Closed waitingcheung closed 1 year ago

waitingcheung commented 1 year ago
  1. Alternately replace Conv blocks with MSA blocks from the end of a baseline CNN model.
  2. If the added MSA block does not improve predictive performance, replace a Conv block located at the end of an earlier stage with an MSA.
  3. Use more heads and higher hidden dimensions for MSA blocks in late stages.

I suppose the above rules apply to high-level computer vision tasks such as classifications that involve only downsampling. I wonder how these rules differ for tasks involving upsampling stages such as image generation from latent or segmentation with U-Net. In particular, I am interested in (1) the ordering of Conv and MSA blocks and (2) the number of heads and hidden dimensions in upsampling stages.

Based on your findings that Convs are high-pass and MSAs are low-pass filters, I suppose the ordering of Conv-MSA blocks should hold for both downsampling and upsampling stages instead of MSA-Conv blocks in upsampling.

Since downsampling stages usually reduce the spatial resolution and increase the channel dimension, the third rule makes sense. However, upsampling stages usually increase the spatial resolution and reduce the channel dimension, does the third rule still hold for upsampling? Or should it be flipped to fewer heads and lower hidden dimensions for late stages?

I will appreciate your valuable insights on the application of these build-up rules for upsampling stages.

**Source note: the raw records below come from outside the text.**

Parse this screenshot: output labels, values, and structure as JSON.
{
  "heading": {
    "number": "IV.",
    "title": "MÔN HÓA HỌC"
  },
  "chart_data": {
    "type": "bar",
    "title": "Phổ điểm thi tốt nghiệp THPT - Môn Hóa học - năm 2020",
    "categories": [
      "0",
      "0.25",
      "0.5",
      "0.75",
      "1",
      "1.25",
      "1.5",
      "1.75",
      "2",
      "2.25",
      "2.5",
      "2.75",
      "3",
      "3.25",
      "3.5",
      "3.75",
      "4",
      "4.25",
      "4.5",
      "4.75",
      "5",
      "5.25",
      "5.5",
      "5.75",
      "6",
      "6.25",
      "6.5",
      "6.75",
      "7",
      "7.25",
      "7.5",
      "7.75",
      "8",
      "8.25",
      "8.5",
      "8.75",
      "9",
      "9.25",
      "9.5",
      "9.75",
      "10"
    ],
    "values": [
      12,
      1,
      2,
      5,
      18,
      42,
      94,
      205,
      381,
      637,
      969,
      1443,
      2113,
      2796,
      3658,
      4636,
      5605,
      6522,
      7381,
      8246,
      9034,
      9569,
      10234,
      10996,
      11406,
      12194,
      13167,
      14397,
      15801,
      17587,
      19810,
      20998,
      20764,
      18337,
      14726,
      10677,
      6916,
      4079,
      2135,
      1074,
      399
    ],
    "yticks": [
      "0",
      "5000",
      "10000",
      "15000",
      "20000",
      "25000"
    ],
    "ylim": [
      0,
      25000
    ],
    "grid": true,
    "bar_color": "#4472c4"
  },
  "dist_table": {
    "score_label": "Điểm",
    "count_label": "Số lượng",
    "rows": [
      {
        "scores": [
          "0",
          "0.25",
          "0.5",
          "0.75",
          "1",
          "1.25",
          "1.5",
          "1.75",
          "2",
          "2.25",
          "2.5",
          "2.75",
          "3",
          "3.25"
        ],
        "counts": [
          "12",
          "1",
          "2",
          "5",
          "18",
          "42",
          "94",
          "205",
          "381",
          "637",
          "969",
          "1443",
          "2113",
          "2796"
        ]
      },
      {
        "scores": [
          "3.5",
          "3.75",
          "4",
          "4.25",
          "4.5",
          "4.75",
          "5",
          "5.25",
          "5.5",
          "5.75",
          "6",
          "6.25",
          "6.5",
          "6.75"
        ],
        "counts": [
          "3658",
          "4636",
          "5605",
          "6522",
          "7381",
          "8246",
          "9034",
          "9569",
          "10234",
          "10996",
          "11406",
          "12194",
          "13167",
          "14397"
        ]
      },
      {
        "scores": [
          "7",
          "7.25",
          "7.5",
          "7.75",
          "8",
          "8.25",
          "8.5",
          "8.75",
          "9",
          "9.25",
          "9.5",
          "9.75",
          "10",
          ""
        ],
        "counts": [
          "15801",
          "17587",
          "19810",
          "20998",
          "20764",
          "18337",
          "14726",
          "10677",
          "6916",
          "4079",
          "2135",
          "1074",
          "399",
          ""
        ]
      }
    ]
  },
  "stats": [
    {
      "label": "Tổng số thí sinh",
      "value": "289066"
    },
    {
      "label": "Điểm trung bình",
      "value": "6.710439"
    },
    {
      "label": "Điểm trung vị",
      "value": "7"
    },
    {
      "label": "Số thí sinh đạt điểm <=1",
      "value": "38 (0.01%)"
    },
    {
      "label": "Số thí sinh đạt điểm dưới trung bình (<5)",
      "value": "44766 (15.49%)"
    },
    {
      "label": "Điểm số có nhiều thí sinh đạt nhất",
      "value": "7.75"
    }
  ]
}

xxxnell commented 1 year ago

Hi @waitingcheung, thank you for the insightful question.

As you correctly pointed out, the building up rule is for encoders or backbone architectures that only include downsampling steps. Finding the appropriate building up rule for decoders is an open problem; decoders may not behave like encoders. For example, decoders tend to capture low-frequency information compared to encoders in some tasks. This may suggest that decoders needs more self-attention layers, more heads, and higher embedding dimensions, compared to encoders, in such cases.

Anyway, I vote for using fewer heads and embedding dimensions in later stages of decoders. Contrary to encoders, intuitively, I expect that later stages in decoders exploit low-level features and capture high-frequency information.